The political understanding of history leads us to view our situation in a distorted and inaccurate way. It implies that if you want to address social problems or challenges, then politics (whether electoral or revolutionary) is the only way to do it. It implies that the news and events we should pay attention to are political ones, because those are what will have the greatest impact.
— Stephen Davies, History is in the making
What’s in a name?
There is a prevalent belief that internet users are mean and downright caustic because they can ‘hide behind pseudonyms’. It seems a lot of people have not used Facebook. This piece shows the central thesis behind it is misguided. It is seeking technological solution to a sociological problem.
Yet the balance of experimental evidence over the past thirty years suggests that this is not the case. Not only would removing anonymity fail to consistently improve online community behavior – forcing real names in online communities could also increase discrimination and worsen harassment.
…
Designers need to see beyond cultural assumptions. Many of the lab experiments on “flaming,” “aggression,” and anonymity were conducted among privileged, well-educated people in institutions with formal policies and norms. Such people often believe that problem behaviors are non-normative. But prejudice and conflict are common challenges that many people face every day, problems that are socially reinforced by community and societal norms. Any designer who fails to recognize these challenges could unleash more problems than they solve.
— J. Nathan Matias, The Real Name Fallacy
Who controls the past now…
Everyone’s favorite cranky statistics grandpa writes about writing. This passage in particular tells us about a how to survive in posterity.

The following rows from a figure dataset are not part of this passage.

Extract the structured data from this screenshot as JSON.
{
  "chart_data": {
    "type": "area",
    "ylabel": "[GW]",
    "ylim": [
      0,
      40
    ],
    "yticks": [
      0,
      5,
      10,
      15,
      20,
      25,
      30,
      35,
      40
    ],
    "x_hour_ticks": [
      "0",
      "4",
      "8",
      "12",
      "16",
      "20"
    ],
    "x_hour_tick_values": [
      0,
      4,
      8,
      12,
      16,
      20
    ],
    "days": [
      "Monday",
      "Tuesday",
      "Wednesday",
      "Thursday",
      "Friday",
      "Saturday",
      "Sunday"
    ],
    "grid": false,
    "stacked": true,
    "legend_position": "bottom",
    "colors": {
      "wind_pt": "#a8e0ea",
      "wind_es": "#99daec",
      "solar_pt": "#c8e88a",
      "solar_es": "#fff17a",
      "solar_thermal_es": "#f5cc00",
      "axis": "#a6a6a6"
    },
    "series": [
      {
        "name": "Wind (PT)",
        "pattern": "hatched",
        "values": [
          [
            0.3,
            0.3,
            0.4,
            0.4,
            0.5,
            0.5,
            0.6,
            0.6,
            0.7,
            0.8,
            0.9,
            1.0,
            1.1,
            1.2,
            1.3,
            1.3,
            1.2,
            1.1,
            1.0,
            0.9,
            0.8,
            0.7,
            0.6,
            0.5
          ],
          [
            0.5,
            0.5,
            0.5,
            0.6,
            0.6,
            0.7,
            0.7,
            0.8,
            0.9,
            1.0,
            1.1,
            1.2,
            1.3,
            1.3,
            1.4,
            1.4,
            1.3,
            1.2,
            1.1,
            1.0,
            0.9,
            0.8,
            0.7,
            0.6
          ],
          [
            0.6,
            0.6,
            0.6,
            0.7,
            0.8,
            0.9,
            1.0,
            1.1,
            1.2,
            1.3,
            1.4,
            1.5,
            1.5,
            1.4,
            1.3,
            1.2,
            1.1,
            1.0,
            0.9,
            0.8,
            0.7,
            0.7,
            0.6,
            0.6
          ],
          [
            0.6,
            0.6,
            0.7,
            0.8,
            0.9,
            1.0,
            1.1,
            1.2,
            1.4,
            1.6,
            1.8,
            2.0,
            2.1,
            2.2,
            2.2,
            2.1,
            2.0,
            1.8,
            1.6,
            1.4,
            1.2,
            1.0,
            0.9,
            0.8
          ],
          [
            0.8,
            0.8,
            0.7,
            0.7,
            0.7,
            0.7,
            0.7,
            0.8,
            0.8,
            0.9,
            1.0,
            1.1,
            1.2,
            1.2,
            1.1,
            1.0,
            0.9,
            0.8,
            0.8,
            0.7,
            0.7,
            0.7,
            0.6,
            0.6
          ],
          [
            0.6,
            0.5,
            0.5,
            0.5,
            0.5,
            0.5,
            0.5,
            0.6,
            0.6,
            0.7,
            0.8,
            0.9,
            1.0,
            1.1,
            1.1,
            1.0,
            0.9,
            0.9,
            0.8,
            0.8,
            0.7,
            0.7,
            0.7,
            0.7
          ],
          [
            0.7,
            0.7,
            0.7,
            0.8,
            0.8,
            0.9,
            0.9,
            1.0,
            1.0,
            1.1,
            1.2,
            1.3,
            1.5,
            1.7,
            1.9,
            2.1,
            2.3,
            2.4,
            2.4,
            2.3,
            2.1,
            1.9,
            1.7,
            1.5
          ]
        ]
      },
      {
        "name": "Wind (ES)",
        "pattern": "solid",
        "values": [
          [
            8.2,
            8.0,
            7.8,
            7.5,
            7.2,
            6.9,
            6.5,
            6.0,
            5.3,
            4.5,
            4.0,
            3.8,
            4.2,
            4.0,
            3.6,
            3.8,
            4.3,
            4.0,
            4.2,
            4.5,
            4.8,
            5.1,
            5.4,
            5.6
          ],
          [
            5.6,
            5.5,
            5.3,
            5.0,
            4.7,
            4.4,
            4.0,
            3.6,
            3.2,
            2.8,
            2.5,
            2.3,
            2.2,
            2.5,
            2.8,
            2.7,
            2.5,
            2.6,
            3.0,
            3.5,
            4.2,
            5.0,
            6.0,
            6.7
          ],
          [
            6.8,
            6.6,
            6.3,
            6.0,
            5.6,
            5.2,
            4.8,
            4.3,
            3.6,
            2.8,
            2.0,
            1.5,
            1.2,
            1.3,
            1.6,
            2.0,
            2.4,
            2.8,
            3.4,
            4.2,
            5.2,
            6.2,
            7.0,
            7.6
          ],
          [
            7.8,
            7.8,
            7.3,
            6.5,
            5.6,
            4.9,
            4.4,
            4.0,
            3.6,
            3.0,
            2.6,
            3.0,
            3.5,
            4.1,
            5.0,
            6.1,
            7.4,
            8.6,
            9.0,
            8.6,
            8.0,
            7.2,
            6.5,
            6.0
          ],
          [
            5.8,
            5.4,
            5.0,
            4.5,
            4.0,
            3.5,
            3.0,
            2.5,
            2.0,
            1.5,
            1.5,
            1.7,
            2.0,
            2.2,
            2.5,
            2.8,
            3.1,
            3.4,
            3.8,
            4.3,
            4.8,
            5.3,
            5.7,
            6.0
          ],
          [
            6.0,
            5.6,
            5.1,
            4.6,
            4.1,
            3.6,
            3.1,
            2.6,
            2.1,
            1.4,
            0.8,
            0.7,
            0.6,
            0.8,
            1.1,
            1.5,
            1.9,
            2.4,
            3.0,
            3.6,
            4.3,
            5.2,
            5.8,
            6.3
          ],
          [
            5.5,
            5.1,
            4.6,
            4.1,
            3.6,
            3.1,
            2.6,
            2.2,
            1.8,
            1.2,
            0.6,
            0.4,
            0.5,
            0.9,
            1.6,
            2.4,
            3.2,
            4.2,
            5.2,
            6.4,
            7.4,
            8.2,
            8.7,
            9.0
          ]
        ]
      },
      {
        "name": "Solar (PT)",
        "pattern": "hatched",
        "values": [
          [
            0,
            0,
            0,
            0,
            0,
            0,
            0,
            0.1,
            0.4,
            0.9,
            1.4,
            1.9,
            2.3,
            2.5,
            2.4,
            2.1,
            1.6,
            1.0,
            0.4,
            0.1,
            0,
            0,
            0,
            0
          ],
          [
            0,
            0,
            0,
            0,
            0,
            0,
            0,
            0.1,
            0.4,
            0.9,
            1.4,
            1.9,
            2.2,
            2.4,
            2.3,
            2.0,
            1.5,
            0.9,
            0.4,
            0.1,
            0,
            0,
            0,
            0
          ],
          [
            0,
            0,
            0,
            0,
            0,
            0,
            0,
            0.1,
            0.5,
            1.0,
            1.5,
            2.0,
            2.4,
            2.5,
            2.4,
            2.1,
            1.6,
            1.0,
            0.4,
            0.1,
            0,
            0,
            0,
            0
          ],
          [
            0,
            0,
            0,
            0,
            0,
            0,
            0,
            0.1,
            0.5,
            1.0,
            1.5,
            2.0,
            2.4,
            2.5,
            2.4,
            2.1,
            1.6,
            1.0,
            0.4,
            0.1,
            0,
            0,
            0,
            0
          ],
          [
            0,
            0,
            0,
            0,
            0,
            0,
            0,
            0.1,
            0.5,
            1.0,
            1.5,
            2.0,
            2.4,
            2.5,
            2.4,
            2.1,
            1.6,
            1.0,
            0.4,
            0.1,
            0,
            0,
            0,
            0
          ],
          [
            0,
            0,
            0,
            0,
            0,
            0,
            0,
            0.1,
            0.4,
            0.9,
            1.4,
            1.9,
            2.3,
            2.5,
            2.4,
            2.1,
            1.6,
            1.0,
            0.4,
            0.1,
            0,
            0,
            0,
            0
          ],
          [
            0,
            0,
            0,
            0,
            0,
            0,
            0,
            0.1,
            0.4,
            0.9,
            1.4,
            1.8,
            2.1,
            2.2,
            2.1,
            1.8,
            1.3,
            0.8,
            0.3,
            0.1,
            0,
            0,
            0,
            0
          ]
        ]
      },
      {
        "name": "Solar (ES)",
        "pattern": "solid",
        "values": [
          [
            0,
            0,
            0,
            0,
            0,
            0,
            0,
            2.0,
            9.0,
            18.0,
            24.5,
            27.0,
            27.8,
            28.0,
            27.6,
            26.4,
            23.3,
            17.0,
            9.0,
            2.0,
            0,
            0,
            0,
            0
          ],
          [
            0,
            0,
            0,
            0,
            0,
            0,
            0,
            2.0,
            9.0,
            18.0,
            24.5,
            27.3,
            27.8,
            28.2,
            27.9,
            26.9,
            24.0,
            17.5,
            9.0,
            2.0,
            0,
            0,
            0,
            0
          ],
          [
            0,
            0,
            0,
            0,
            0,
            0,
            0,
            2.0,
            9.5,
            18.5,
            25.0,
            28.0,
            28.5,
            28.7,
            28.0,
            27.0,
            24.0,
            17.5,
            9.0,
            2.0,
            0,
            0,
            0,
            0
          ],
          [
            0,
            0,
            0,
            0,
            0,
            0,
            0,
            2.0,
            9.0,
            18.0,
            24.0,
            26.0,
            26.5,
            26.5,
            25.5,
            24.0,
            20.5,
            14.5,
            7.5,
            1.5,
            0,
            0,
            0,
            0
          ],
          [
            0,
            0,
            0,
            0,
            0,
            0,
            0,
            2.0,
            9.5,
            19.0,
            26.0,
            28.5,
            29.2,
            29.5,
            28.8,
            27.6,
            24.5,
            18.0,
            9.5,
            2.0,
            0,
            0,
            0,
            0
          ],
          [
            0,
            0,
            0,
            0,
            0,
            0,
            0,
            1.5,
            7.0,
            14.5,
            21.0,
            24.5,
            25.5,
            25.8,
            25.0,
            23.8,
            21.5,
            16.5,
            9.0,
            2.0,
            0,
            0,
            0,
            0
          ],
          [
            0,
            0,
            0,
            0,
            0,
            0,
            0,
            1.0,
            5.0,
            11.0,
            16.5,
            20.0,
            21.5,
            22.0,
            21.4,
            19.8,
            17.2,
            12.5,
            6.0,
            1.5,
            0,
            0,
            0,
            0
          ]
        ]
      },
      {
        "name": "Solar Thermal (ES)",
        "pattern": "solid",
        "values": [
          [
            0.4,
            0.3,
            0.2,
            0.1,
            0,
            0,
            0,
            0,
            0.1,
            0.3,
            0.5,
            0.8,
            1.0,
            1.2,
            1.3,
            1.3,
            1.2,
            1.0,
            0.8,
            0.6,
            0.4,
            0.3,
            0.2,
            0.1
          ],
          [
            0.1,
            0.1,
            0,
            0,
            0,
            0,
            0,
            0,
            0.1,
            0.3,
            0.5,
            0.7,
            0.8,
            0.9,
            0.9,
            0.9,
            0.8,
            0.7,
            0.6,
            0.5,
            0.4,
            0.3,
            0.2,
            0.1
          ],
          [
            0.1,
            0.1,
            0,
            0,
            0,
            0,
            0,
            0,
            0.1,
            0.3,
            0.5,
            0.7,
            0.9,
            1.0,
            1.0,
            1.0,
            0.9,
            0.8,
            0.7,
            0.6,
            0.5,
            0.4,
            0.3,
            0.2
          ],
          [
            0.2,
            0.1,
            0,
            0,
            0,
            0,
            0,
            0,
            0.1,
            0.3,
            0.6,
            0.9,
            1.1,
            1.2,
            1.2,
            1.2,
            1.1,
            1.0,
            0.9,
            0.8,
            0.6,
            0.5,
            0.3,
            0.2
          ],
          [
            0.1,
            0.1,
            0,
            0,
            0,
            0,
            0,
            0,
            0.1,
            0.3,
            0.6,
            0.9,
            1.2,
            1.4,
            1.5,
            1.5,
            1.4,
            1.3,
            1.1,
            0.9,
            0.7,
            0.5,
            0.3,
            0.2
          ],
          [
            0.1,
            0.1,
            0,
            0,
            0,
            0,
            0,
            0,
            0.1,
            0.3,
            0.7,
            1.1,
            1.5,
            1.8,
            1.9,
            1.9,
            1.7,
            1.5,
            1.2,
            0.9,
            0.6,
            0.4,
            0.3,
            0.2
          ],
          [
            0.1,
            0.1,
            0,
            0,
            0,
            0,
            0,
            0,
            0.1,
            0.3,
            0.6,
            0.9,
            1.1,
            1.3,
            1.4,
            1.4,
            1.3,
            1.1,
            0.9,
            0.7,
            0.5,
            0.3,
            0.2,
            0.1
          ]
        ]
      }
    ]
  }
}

I stood the idea on its head. If you want to be read in the future, make sure you would have been read in the past. We have no idea of what’s in the future, but we have some knowledge of what was in the past. So I make sure I would have been read both in the past and in the present time, that is by both the comtemporaries[sic] and the dead. So I speculated that books that would have been relevant twenty years in the past (conditional of course of being relevant today) would be interesting twenty years in the future.